Do you remember when the Nasher Museum opened on October 2, 2005? Maybe you were here with 5,000 visitors, when Durham Mayor Bill Bell declared that this museum belongs to Durham. Or maybe you got to know the Nasher Museum over the next decade. We’ve asked folks to share their favorite Nasher memories, in honor of Nasher10, the celebration of a decade and beyond.
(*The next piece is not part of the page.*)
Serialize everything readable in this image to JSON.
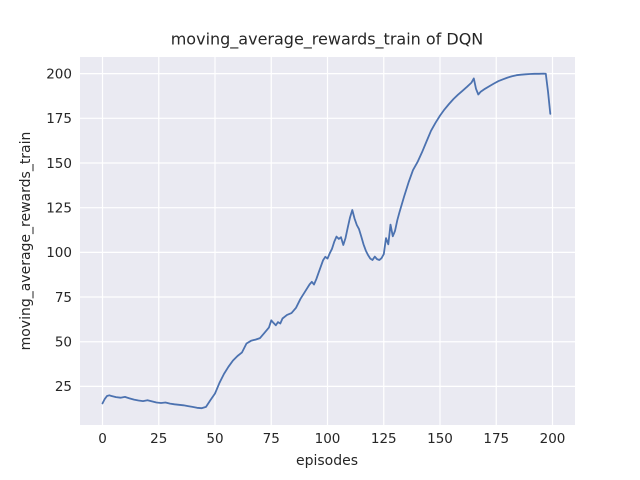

“Around the fifth anniversary of the Nasher, discussion emerged of the museum as a beacon. By definition a sort of blaring thing that distinguishes itself from its surroundings, a beacon calls attention to itself, but more importantly serves to herald something else. For me, the Nasher served as an irreplaceable introduction to a world of art and artists, bringing so many things close that were otherwise miles away. As an art history student in North Carolina, contemporary art—messy term that it is—often seemed far off and impenetrable. Of course there are the many art publications that document art, but there is still a removal at play in all of those. At the Nasher, it seemed tangible, available, and alive. More than any hijinks or anecdote, what stands out to me is a spirit of openness and kindness among the people who make, inhabit and exhibit at the Nasher, who made a world of art attainable at Duke, in Durham and far beyond.”
─ Andrew Hibbard (T’11)
TOP TO BOTTOM: First-year Duke students gather for a DJ party and introduction to the Nasher Museum. Andrew Hibbard (top, far right) poses at the entrance to The Record: Contemporary Art & Vinyl, with (from top, left to right) artist Tim Lee, Trevor Schoonmaker (chief curator), artist Barkley L. Hendricks, Susan Hendricks, (bottom, left to right) artist Taiyo Kimura, Wendy Hower (director of engagement and marketing), Renee Cagnina Haynes (manager of exhibitions and publications) and artist Liota Yagi. Photos by J Caldwell.